Last week, while visiting the (excellent) exhibition Out of Office. This isn’t working for us at IMPAKT Centre for Media Culture in Utrecht, I discovered one of those rare works of media art that reminded me how glad I should be to have fallen 19 years ago into the merry world of art and tech.

The artwork is by Total Refusal, a collective of artists (Michael Stumpf, Leonhard Müller, Robin Klengel, Jona Kleinlein, Adrian Haim and Susanna Flock) who define themselves as “a pseudo-Marxist media guerilla.” That certainly got my attention. Their practice consists in appropriating mainstream video game material. They scrutinise it, look behind its sleek, realistic aesthetic and uncover its covert political apparatus.

Total Refusal, Hardly Working (trailer), 2021


Total Refusal, Hardly Working, 2021


Out of Office. This isn’t working for us. Exhibition view at IMPAKT. Photo: Pieter Kers

The work the collective is showing in Utrecht (and at the Milan Machinima Festival this month if ever you’re around) is Hardly Working. Entirely shot inside the Red Dead Redemption II Western-themed shooter game, the short film focuses on four NPCs. NPCs are non-player character. They can’t be controlled by players and exist as background, as part of the landscape. Their main purpose is to add authenticity and an element of normal daily life to the game. The four characters under close observation are a street sweeper, a horse groom, a laundress and a carpenter.

Total Refusal’s film isolates their working patterns. The characters are locked into a life of repetitive gestures. For hours, they bend over their chores, barely moving away from their positions. Nothing of what they do seems to have any tangible impact on their environment. Their efforts are purely performative. They sweep, build, clean and cut for the sake of it.

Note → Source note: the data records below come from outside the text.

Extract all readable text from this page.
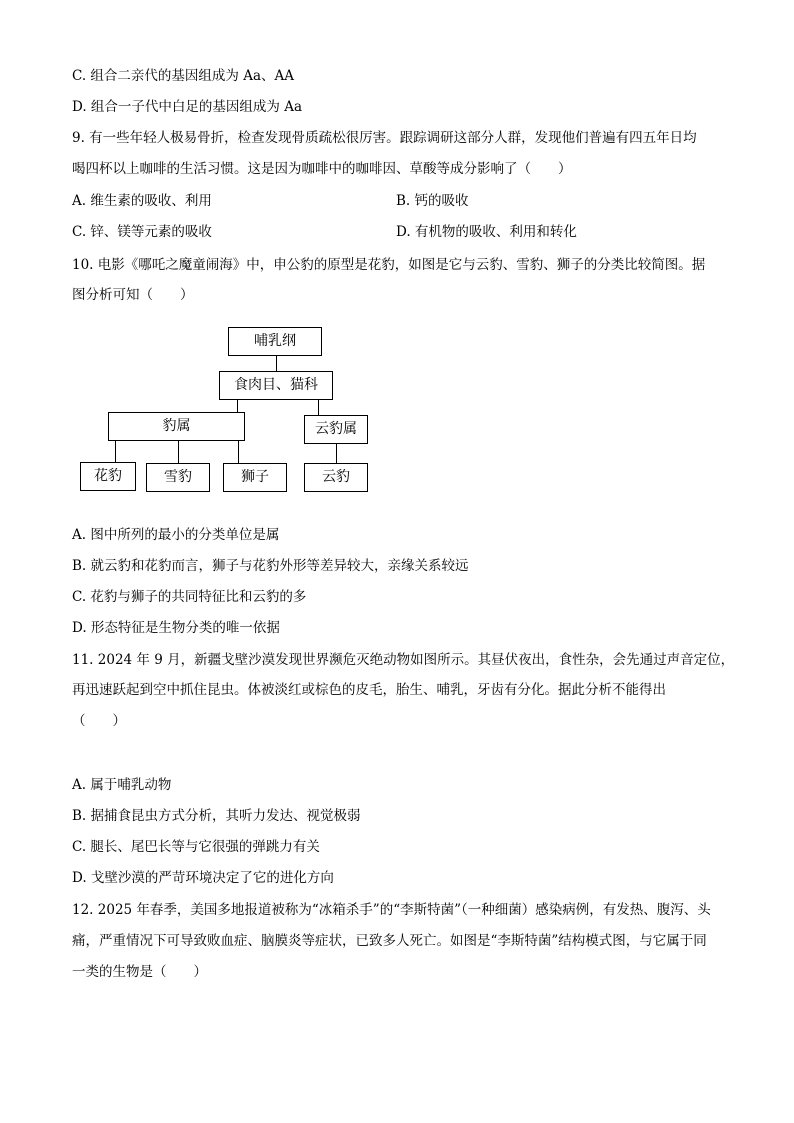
C. 组合二亲代的基因组成为 Aa、AA
D. 组合一子代中白足的基因组成为 Aa
9. 有一些年轻人极易骨折，检查发现骨质疏松很厉害。跟踪调研这部分人群，发现他们普遍有四五年日均
喝四杯以上咖啡的生活习惯。这是因为咖啡中的咖啡因、草酸等成分影响了（　　）
A. 维生素的吸收、利用	B. 钙的吸收
C. 锌、镁等元素的吸收	D. 有机物的吸收、利用和转化
10. 电影《哪吒之魔童闹海》中，申公豹的原型是花豹，如图是它与云豹、雪豹、狮子的分类比较简图。据
图分析可知（　　）
哺乳纲
食肉目、猫科
豹属	云豹属
花豹	雪豹	狮子	云豹
A. 图中所列的最小的分类单位是属
B. 就云豹和花豹而言，狮子与花豹外形等差异较大，亲缘关系较远
C. 花豹与狮子的共同特征比和云豹的多
D. 形态特征是生物分类的唯一依据
11. 2024 年 9 月，新疆戈壁沙漠发现世界濒危灭绝动物如图所示。其昼伏夜出，食性杂，会先通过声音定位，
再迅速跃起到空中抓住昆虫。体被淡红或棕色的皮毛，胎生、哺乳，牙齿有分化。据此分析不能得出
（　　）
A. 属于哺乳动物
B. 据捕食昆虫方式分析，其听力发达、视觉极弱
C. 腿长、尾巴长等与它很强的弹跳力有关
D. 戈壁沙漠的严苛环境决定了它的进化方向
12. 2025 年春季，美国多地报道被称为“冰箱杀手”的“李斯特菌”（一种细菌）感染病例，有发热、腹泻、头
痛，严重情况下可导致败血症、脑膜炎等症状，已致多人死亡。如图是“李斯特菌”结构模式图，与它属于同
一类的生物是（　　）
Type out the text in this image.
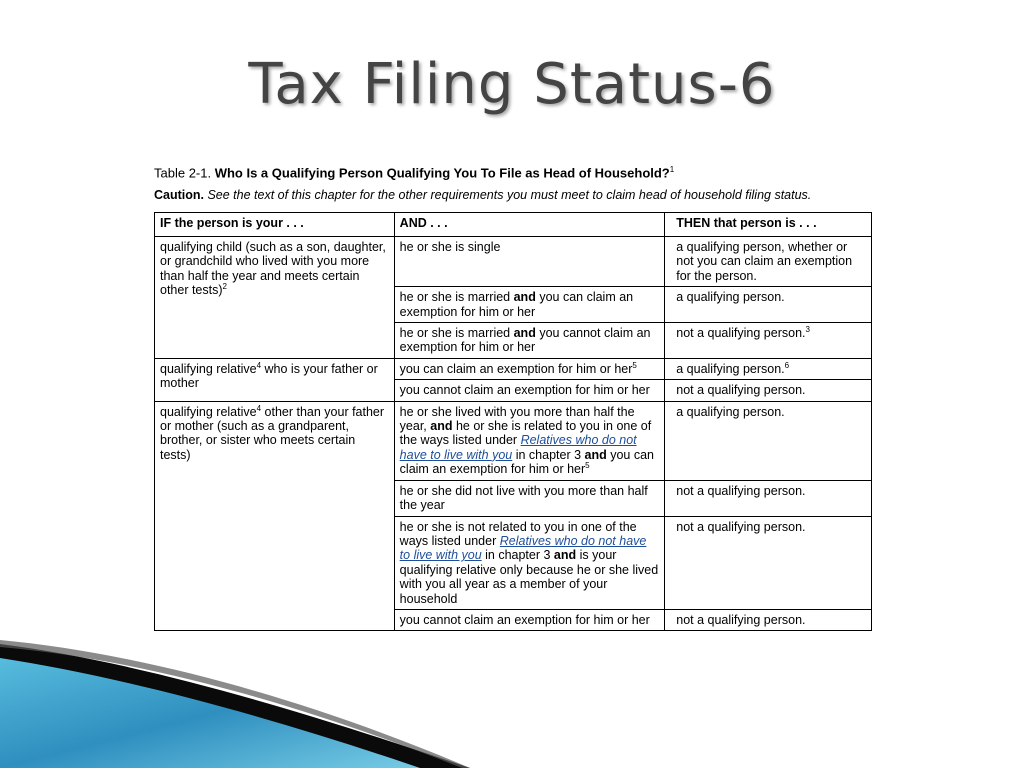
Tax Filing Status-6
Table 2-1. Who Is a Qualifying Person Qualifying You To File as Head of Household?$^1$
Caution. See the text of this chapter for the other requirements you must meet to claim head of household filing status.
IF the person is your . . .	AND . . .	THEN that person is . . .
qualifying child (such as a son, daughter, or grandchild who lived with you more than half the year and meets certain other tests)$^2$	he or she is single	a qualifying person, whether or not you can claim an exemption for the person.
	he or she is married and you can claim an exemption for him or her	a qualifying person.
	he or she is married and you cannot claim an exemption for him or her	not a qualifying person.$^3$
qualifying relative$^4$ who is your father or mother	you can claim an exemption for him or her$^5$	a qualifying person.$^6$
	you cannot claim an exemption for him or her	not a qualifying person.
qualifying relative$^4$ other than your father or mother (such as a grandparent, brother, or sister who meets certain tests)	he or she lived with you more than half the year, and he or she is related to you in one of the ways listed under Relatives who do not have to live with you in chapter 3 and you can claim an exemption for him or her$^5$	a qualifying person.
	he or she did not live with you more than half the year	not a qualifying person.
	he or she is not related to you in one of the ways listed under Relatives who do not have to live with you in chapter 3 and is your qualifying relative only because he or she lived with you all year as a member of your household	not a qualifying person.
	you cannot claim an exemption for him or her	not a qualifying person.
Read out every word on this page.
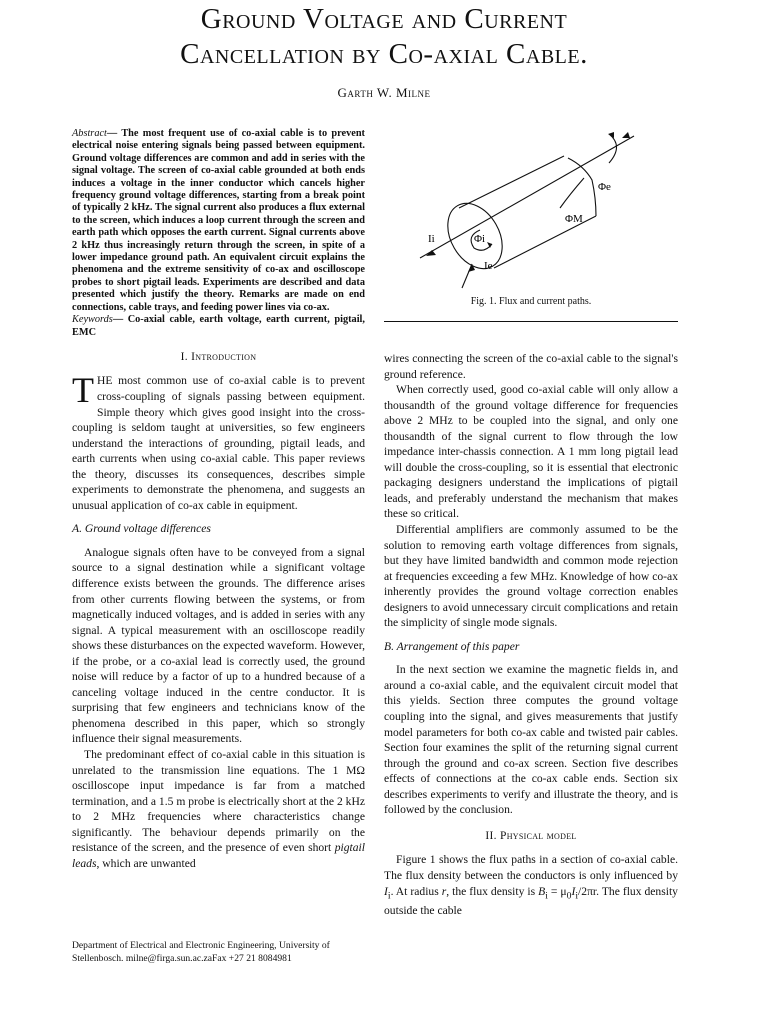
Ground Voltage and Current
Cancellation by Co-axial Cable.
Garth W. Milne

Abstract— The most frequent use of co-axial cable is to prevent electrical noise entering signals being passed between equipment. Ground voltage differences are common and add in series with the signal voltage. The screen of co-axial cable grounded at both ends induces a voltage in the inner conductor which cancels higher frequency ground voltage differences, starting from a break point of typically 2 kHz. The signal current also produces a flux external to the screen, which induces a loop current through the screen and earth path which opposes the earth current. Signal currents above 2 kHz thus increasingly return through the screen, in spite of a lower impedance ground path. An equivalent circuit explains the phenomena and the extreme sensitivity of co-ax and oscilloscope probes to short pigtail leads. Experiments are described and data presented which justify the theory. Remarks are made on end connections, cable trays, and feeding power lines via co-ax.

Keywords— Co-axial cable, earth voltage, earth current, pigtail, EMC

I. Introduction

THE most common use of co-axial cable is to prevent cross-coupling of signals passing between equipment. Simple theory which gives good insight into the cross-coupling is seldom taught at universities, so few engineers understand the interactions of grounding, pigtail leads, and earth currents when using co-axial cable. This paper reviews the theory, discusses its consequences, describes simple experiments to demonstrate the phenomena, and suggests an unusual application of co-ax cable in equipment.

A. Ground voltage differences

Analogue signals often have to be conveyed from a signal source to a signal destination while a significant voltage difference exists between the grounds. The difference arises from other currents flowing between the systems, or from magnetically induced voltages, and is added in series with any signal. A typical measurement with an oscilloscope readily shows these disturbances on the expected waveform. However, if the probe, or a co-axial lead is correctly used, the ground noise will reduce by a factor of up to a hundred because of a canceling voltage induced in the centre conductor. It is surprising that few engineers and technicians know of the phenomena described in this paper, which so strongly influence their signal measurements.

The predominant effect of co-axial cable in this situation is unrelated to the transmission line equations. The 1 MΩ oscilloscope input impedance is far from a matched termination, and a 1.5 m probe is electrically short at the 2 kHz to 2 MHz frequencies where characteristics change significantly. The behaviour depends primarily on the resistance of the screen, and the presence of even short pigtail leads, which are unwanted

Department of Electrical and Electronic Engineering, University of Stellenbosch. milne@firga.sun.ac.zaFax +27 21 8084981
Φe
ΦM
Φi
Ii
Ie
Fig. 1. Flux and current paths.

wires connecting the screen of the co-axial cable to the signal's ground reference.

When correctly used, good co-axial cable will only allow a thousandth of the ground voltage difference for frequencies above 2 MHz to be coupled into the signal, and only one thousandth of the signal current to flow through the low impedance inter-chassis connection. A 1 mm long pigtail lead will double the cross-coupling, so it is essential that electronic packaging designers understand the implications of pigtail leads, and preferably understand the mechanism that makes these so critical.

Differential amplifiers are commonly assumed to be the solution to removing earth voltage differences from signals, but they have limited bandwidth and common mode rejection at frequencies exceeding a few MHz. Knowledge of how co-ax inherently provides the ground voltage correction enables designers to avoid unnecessary circuit complications and retain the simplicity of single mode signals.

B. Arrangement of this paper

In the next section we examine the magnetic fields in, and around a co-axial cable, and the equivalent circuit model that this yields. Section three computes the ground voltage coupling into the signal, and gives measurements that justify model parameters for both co-ax cable and twisted pair cables. Section four examines the split of the returning signal current through the ground and co-ax screen. Section five describes effects of connections at the co-ax cable ends. Section six describes experiments to verify and illustrate the theory, and is followed by the conclusion.

II. Physical model

Figure 1 shows the flux paths in a section of co-axial cable. The flux density between the conductors is only influenced by $I_i$. At radius r, the flux density is $B_i = \mu_0I_i/2\pi r$. The flux density outside the cable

Total Refusal, Hardly Working, 2021


Total Refusal, Hardly Working, 2021

At night, they don’t work but they do not really sleep either. They don’t need to. They are the ideal workers. Yet, that is when you suddenly feel sorry for them: they sit on a street corner, stare into space, loiter in a bar, waiting for their “shift” to start.

The artists call the NPCs in the game “digital Sisyphus machines”. A voice-over comments on their fate, their monotonous existence, the absence of children, the resignation on their faces. Yet, not everything runs smoothly in the digital Far West, sometimes the characters glitch, hesitate and show their flaws.

The work, Total Refusal explains, probes some of the issues posed by labour in late-stage capitalism. Are our bullshit jobs any more glorious? Are we the NPCs of our own system? How absurd does human labour have to be in order to ensure social order? Can we start glitching, individually and collectively?

Total Refusal, Hardly Working (excerpt), 2021


Total Refusal, Hardly Working, 2021


Total Refusal, Hardly Working, 2021

Out of Office. This isn’t working for us is at IMPAKT Centre for Media Culture in Utrecht until 10 April 2023.

Hardly Working will be screened at the Museum of Interactive Cinema in Milan, as part of Neither Artificial Nor Intelligent program, Milan Machinima Festival 2023 on March 25 2023.